Warren Buffett is one of the most successful investors in history. His company, Berkshire Hathaway, has outperformed the S&P 500 index each year on average for more than 50 years by investing in stable so-called value stocks. 

Buffett tends to avoid technology stocks because he prefers to invest in businesses he understands, particularly those producing strong profits and those returning money to shareholders. But it just so happens that one tech stock, Apple (AAPL -0.35%), ticks both those boxes in a big way. 

Apple was founded in 1976, and it was first listed on a public stock exchange in 1980. However, Buffett's company didn't buy its first share in the company until 2016, when it was a mature, proven business. He has continued to buy the stock as recently as this year, and it now makes up almost half of Berkshire's $352 billion investment portfolio. 

But investors who bet on Apple much earlier could have generated a staggering return compared to Buffett (on a percentage basis). Here's how a $1,000 bet on the company's initial public offering (IPO) in 1980 could have made you a millionaire.

Apple continues to focus on what it does best

Apple started producing personal computers for consumers in the 1970s, and it's still in that business today. But it has expanded its ecosystem to include the iPhone, iPad, Apple Watch, and a range of accessories to go with them. And it has developed an impressive portfolio of subscription services like Apple Music, Apple TV, and Apple News. 

The company has never strayed from its mission to serve consumers, despite its key rival, Microsoft, expanding into business-to-business services like cloud computing. Apple's laser focus on what it does best appears to be working, because it's the world's largest company today with a valuation of more than $2.8 trillion, leaving Microsoft in second place.

Like any great company in operation for decades, Apple has faced challenges on its road to success. After a period of underperformance in 1985 (and with the company newly beholden to shareholders in the public markets), co-founder Steve Jobs was forced out. By the time he returned in 1997, reports suggested the company was just months away from bankruptcy.

Jobs's return was certainly a turning point. He oversaw the launch of several smash-hit products, starting with the iPod digital music player in 2001 and the first iPhone in 2007. While the iPod is no longer around, Apple has sold 2.3 billion iPhones globally since unveiling the product.

But the services segment is a focal point for investors today, because of its ability to operate with a high profit margin relative to the company's hardware products. The iPhone's success has enabled Apple to create new revenue streams through innovative features like iCloud digital storage and Apple Pay. 

Apple's long-term growth has been spectacular

Apple's revenue trajectory has always pointed upward, despite some turbulent periods primarily caused by a challenging economy. We're in one of those periods right now, with elevated inflation and rising interest rates causing consumers to tighten their belts.

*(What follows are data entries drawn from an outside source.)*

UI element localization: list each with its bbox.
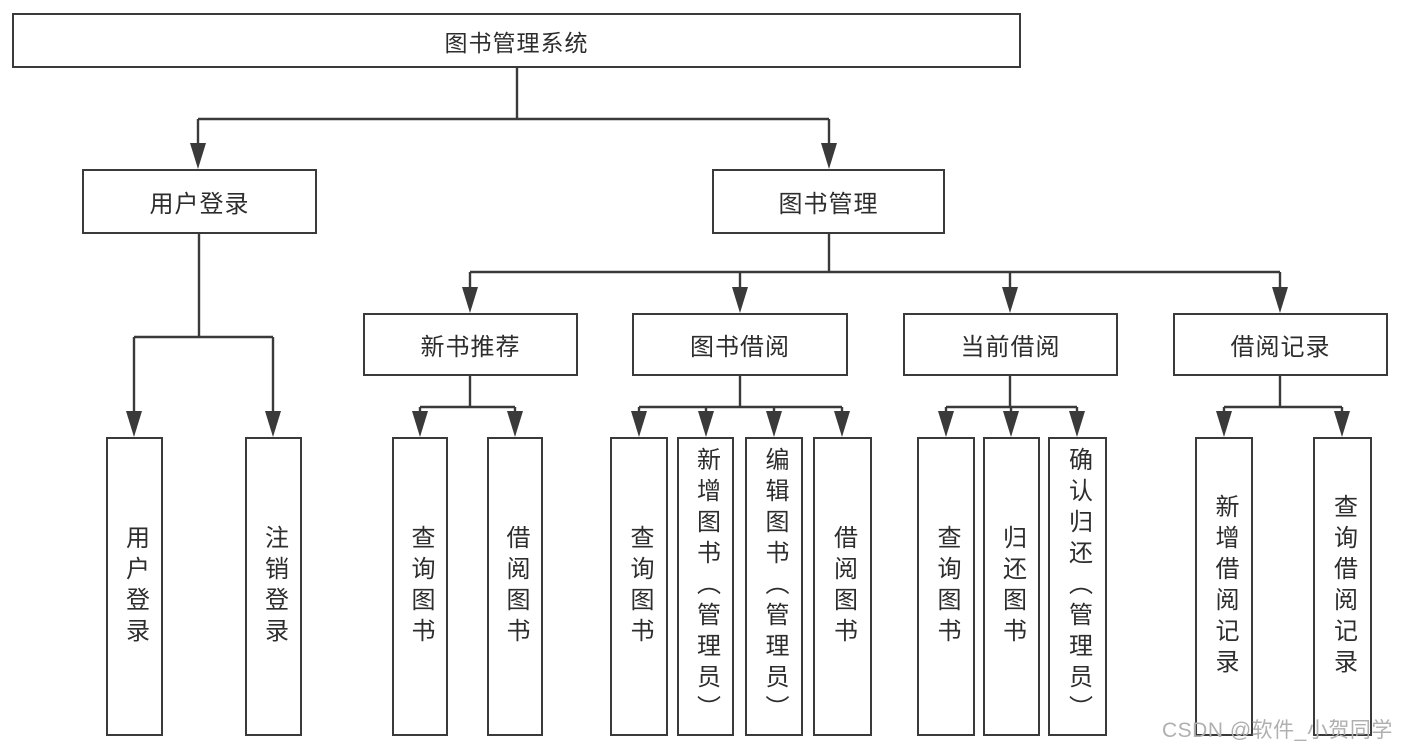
leaf-label: 新增图书（管理员） (692, 447, 720, 726)
leaf-edit-book-admin: 编辑图书（管理员） (745, 437, 803, 736)
leaf-label: 查询图书 (626, 524, 653, 649)
leaf-label: 借阅图书 (502, 524, 529, 649)
node-book-management: 图书管理 (712, 169, 945, 234)
node-new-book-recommend: 新书推荐 (363, 313, 578, 376)
leaf-borrow-books-recommend: 借阅图书 (487, 437, 543, 736)
node-library-management-system: 图书管理系统 (12, 13, 1021, 68)
node-borrow-records: 借阅记录 (1173, 313, 1388, 376)
node-user-login: 用户登录 (82, 169, 317, 234)
leaf-query-books-recommend: 查询图书 (392, 437, 448, 736)
leaf-label: 编辑图书（管理员） (761, 447, 788, 726)
leaf-query-books-current: 查询图书 (917, 437, 975, 736)
leaf-add-borrow-record: 新增借阅记录 (1195, 437, 1253, 736)
leaf-label: 归还图书 (998, 524, 1026, 649)
leaf-borrow-books: 借阅图书 (813, 437, 872, 736)
leaf-query-books-borrow: 查询图书 (610, 437, 668, 736)
leaf-label: 借阅图书 (829, 524, 857, 649)
leaf-label: 查询图书 (933, 524, 960, 649)
leaf-logout: 注销登录 (245, 437, 302, 736)
arrowheads (126, 143, 1350, 437)
leaf-label: 注销登录 (260, 524, 288, 649)
leaf-user-login: 用户登录 (106, 437, 163, 736)
csdn-watermark: CSDN @软件_小贺同学 (1162, 719, 1393, 742)
leaf-label: 查询图书 (407, 524, 434, 649)
leaf-confirm-return-admin: 确认归还（管理员） (1048, 437, 1107, 736)
leaf-label: 用户登录 (121, 524, 149, 649)
leaf-query-borrow-record: 查询借阅记录 (1313, 437, 1372, 736)
node-current-borrow: 当前借阅 (903, 313, 1118, 376)
leaf-return-book: 归还图书 (983, 437, 1040, 736)
leaf-label: 查询借阅记录 (1329, 493, 1357, 680)
leaf-label: 确认归还（管理员） (1064, 447, 1092, 726)
leaf-label: 新增借阅记录 (1211, 493, 1238, 680)
node-book-borrow: 图书借阅 (632, 313, 848, 376)
leaf-add-book-admin: 新增图书（管理员） (677, 437, 734, 736)
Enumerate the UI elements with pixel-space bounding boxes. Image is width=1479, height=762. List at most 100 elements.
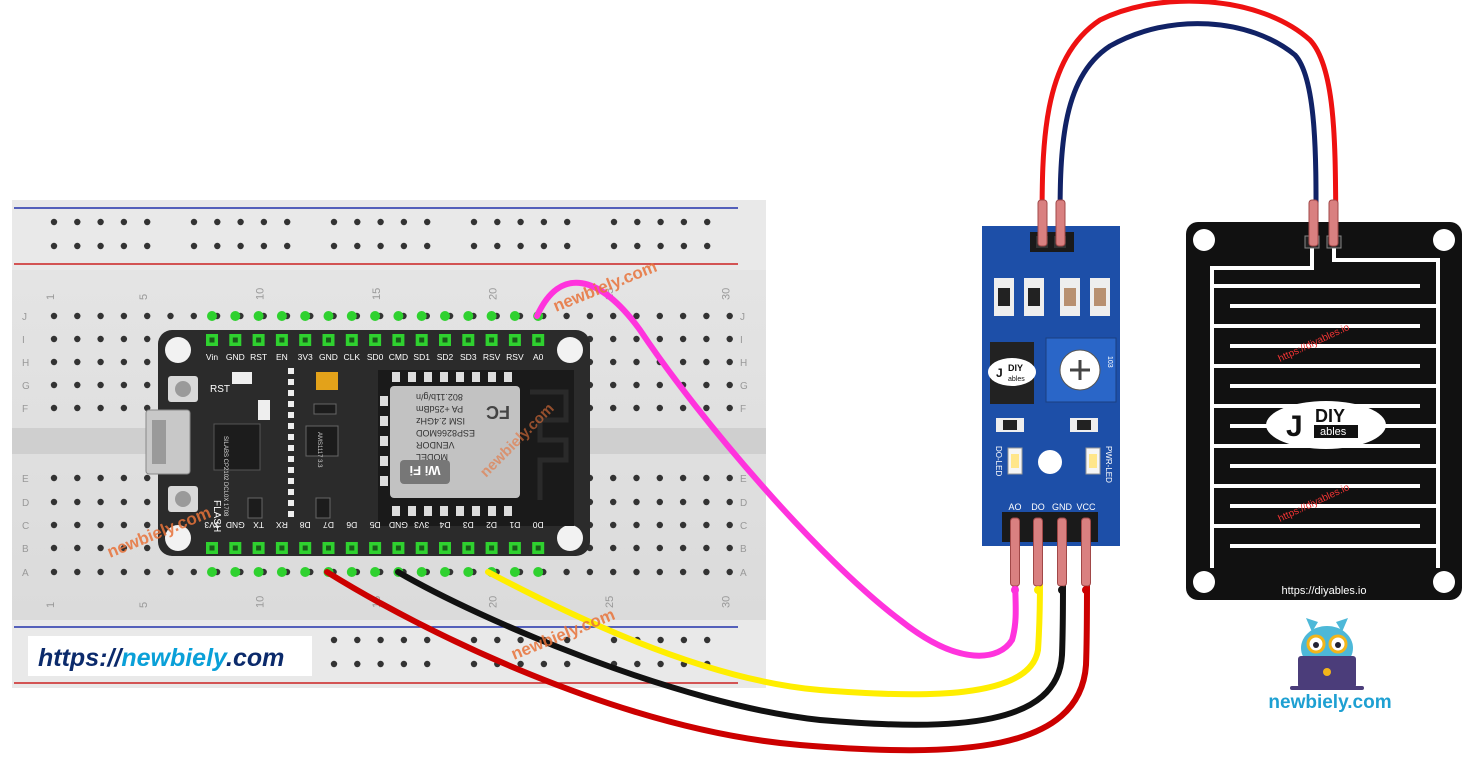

As a result, Wall Street thinks the company's revenue will decline to $383 billion in 2023, compared to last year's $394 billion.

Ultimately, however, the company has come a long way since it listed publicly in 1980. It generated just $117 million in revenue that year, so its projected 2023 result would mark an increase of 3,272 times over the past four decades (and change). 

As the chart below shows, the start of the iPhone era in 2007 kicked off an incredible run of value creation.

A chart of Apple's annual revenue between 2000 and 2023.

Apple has also generated consistent profits along the way. In the 10 years between fiscal 2012 and fiscal 2022, the company has earned a whopping $632 billion.

And over that same period, it returned $554.3 billion to shareholders in stock buybacks, and $131 billion in dividend payments. As I noted at the top, these attributes are the reason Apple stock is such a huge Warren Buffett favorite.

Here's how much $1,000 invested in Apple's IPO is worth today

Apple stock has gained more than 600% since 2016, when Buffett's Berkshire Hathaway first invested. But let's explore how much you would have made if you bought $1,000 worth of Apple stock at the time of its IPO on Dec. 12, 1980. 

It went for $22 per share, which means your $1,000 investment would have bought about 45 shares. Given the company's incredible growth, the company has since authorized seven stock splits to reduce its share price and ensure it remains accessible to smaller investors. Therefore, today you would be holding 10,080 shares with a cost basis of $0.10 per share. 

Apple stock now trades at about $187, so you'd be sitting on a mind-boggling return of about 180,000%. In other words, your $1,000 investment in 1980 would now be worth about $1.8 million!

But it gets better, because Apple has often paid a dividend periodically, starting in 1987. Assuming you never sold a single share, you would have collected an additional $162,288 in dividend payments to date! You would still be receiving $9,676 in dividends each year, more than nine times your original $1,000 investment. Who said long-term investing can't be exciting?

Whether you own Apple stock or not, it's never too late to pick up a few shares. In fact, considering the stock trades for about 5% below its all-time high, this still is an opportunity to buy in at a discount.